Il comodatario può a sua volta affidare il mezzo ad altri (compreso il proprietario), ma solo in maniera occasionale: il subcomodato non è consentito.

 

Sono state poi incluse, nell’ambito di applicazione della norma, alcune casistiche specifiche per le quali non c’era alcun obbligo:

 

variazione di denominazione di enti e imprese o di generalità di persone fisiche;

 

- affidamento in custodia giudiziale;

 

- intestazione a soggetti incapaci;

 

- immatricolazione di veicoli con targa Polizia locale;

 

- uso da parte di eredi dell’intestatario defunto (va annotato anche se non si intende accettare l’eredità);

 

rent to buy (formula più diffusa per le case che consente di acquisire immediatamente il possesso di un bene, pagando un canone periodico e subentrando nella proprietà al termine stabilito, previo pagamento del saldo);

 

- veicolo che fa parte del patrimonio di un trust e viene utilizzato dal trustee.

 

Sono altresì tenute alla comunicazione alla Motorizzazione le seguenti situazioni:

 

- le variazioni di denominazione dell’ente (anche impresa) intestatario del veicolo;

 

- le variazioni delle generalità (nome, cognome, data o luogo di nascita, luogo di residenza) della persona fisica intestataria, possibili per provvedimento dell’autorità giudiziaria o per cambi di toponomastica decisi dai Comuni (cambi di residenza e correzioni di errori pregressi seguono le procedure consuete);

 

- la temporanea disponibilità (a titolo di comodato, di affidamento in custodia giudiziale o di un contratto di locazione senza conducente, ma con varie esenzioni) di un veicolo per oltre 30 giorni da parte di un soggetto non intestatario, salvo che la disponibilità richieda il possesso di titoli autorizzativi;

 

- le persone che hanno la disponibilità di veicoli intestati a soggetti giuridicamente incapaci (i minori e gli interdetti, legali o giudiziali).

 

L’obbligo riguarda qualsiasi tipo di autoveicolo?

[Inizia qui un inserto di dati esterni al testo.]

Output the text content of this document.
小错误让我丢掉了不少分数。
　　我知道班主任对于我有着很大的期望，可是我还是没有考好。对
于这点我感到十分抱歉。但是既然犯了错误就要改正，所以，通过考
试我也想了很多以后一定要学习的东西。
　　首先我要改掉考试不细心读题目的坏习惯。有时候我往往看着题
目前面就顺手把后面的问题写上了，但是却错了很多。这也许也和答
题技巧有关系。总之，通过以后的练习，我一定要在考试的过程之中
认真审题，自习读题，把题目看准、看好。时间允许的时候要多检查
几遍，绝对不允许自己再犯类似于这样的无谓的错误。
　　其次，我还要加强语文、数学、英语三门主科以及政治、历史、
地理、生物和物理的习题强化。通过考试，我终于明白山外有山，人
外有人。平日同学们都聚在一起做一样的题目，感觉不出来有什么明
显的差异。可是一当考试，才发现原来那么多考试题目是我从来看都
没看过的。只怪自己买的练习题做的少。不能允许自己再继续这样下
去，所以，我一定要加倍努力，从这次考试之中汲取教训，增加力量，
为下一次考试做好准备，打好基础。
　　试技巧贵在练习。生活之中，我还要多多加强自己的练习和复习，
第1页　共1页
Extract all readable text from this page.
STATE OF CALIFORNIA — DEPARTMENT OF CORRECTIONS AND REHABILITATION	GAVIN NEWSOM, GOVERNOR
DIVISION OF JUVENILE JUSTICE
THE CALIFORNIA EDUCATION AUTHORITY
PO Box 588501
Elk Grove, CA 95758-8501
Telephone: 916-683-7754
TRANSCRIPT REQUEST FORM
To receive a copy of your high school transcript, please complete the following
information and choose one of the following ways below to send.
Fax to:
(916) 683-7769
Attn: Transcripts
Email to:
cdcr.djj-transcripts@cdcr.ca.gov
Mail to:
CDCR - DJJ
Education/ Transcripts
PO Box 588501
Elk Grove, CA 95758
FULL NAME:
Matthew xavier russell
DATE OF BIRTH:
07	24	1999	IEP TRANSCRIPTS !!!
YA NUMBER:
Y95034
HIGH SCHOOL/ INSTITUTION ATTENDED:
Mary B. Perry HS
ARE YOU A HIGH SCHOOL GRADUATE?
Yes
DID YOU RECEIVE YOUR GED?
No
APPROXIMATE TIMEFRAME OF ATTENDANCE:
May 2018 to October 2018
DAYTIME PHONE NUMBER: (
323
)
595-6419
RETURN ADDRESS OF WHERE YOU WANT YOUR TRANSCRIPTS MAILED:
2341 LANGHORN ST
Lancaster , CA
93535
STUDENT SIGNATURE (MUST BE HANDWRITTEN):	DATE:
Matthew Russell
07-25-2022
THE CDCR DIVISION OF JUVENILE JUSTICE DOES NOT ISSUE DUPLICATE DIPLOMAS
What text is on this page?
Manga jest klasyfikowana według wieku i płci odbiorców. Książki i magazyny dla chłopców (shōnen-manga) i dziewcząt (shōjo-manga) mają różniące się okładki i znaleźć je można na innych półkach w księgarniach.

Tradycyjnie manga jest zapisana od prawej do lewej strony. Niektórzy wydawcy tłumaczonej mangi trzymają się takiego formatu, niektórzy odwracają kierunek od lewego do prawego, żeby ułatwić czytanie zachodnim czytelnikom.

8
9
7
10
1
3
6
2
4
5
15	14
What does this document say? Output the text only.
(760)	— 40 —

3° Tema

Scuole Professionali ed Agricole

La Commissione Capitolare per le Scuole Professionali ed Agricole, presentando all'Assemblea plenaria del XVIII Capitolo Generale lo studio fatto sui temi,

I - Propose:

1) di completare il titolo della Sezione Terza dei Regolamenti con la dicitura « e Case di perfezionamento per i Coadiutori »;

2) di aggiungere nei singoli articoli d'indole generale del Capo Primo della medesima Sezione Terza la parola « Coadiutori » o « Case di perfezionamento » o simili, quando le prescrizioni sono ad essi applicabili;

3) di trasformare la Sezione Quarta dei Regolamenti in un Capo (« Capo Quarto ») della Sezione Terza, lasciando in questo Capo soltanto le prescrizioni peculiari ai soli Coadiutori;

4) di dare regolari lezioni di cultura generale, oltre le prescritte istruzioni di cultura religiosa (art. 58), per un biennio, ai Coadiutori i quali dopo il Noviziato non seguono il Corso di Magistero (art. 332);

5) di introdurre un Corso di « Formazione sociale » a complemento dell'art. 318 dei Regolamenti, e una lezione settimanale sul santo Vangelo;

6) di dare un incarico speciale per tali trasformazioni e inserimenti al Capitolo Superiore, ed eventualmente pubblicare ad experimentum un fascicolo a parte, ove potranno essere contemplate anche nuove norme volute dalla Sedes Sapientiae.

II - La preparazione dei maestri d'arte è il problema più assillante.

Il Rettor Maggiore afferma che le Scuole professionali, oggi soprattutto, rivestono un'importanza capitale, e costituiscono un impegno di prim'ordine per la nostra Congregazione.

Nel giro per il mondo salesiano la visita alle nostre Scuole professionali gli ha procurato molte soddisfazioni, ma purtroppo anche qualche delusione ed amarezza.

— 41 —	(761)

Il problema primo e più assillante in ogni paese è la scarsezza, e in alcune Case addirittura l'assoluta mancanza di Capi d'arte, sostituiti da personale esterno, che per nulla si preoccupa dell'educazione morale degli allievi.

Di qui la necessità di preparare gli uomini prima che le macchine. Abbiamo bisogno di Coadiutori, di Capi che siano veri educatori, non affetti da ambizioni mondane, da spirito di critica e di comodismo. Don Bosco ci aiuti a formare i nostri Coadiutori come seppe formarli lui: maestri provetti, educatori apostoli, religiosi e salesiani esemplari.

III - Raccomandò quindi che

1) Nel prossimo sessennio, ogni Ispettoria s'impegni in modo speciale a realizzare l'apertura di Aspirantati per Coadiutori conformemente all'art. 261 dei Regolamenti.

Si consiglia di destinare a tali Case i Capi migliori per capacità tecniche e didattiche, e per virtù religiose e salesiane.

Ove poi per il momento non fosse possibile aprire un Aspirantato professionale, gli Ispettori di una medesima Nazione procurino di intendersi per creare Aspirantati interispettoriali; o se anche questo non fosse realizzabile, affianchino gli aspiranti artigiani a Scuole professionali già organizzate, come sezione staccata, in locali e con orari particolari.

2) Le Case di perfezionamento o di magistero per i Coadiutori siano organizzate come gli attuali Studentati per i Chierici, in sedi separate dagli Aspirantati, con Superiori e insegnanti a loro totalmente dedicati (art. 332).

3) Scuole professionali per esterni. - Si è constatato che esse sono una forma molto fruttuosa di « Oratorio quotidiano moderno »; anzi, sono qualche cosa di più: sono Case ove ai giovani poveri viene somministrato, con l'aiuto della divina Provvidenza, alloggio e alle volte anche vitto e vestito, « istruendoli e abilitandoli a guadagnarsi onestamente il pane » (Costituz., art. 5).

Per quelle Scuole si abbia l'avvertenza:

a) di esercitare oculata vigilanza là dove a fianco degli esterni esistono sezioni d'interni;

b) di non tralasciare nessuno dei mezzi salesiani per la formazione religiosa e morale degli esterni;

No. Sono esclusi ciclomotori e quadricicli leggeri. Restano obbligati tutti gli autoveicoli, i motoveicoli e i rimorchi (compresi quelli di massa complessiva inferiore a 3,5 tonnellate).

 

Come si adempie all’obbligo?

Bisogna effettuare una comunicazione alla Motorizzazione (che la annota nell’Archivio nazionale dei veicoli), dalla quale ci si fa rilasciare un tagliando di aggiornamento da attaccare alla carta di circolazione.

 

Ma in alcuni casi basta la comunicazione e non è necessario l’aggiornamento: sono i casi di normali di noleggio (basta una ricevuta, che non si deve nemmeno tenere a bordo e quindi la sua mancanza non può essere sanzionata in caso di controllo su strada). Se invece si tratta di correggere errori o ci sono variazioni in altri dati della carta, quest’ultima va ristampata di nuovo.

 

Quali sono i costi?

Per svolgere la pratica occorre versare 16 euro sul conto corrente postale 4028 (imposta di bollo) e 9 euro sul conto 9001 (diritti Motorizzazione). Non ci sono quindi i costi di un passaggio di proprietà perché non viene toccato il PRA.

 

Va annotato anche l’uso di veicoli con targa estera?

No: questi mezzi non figurano nell’Archivio nazionale veicoli, quindi gli abusi che vengono commessi utilizzandoli non vengono contrastati con l’obbligo di annotazione dell’utilizzatore.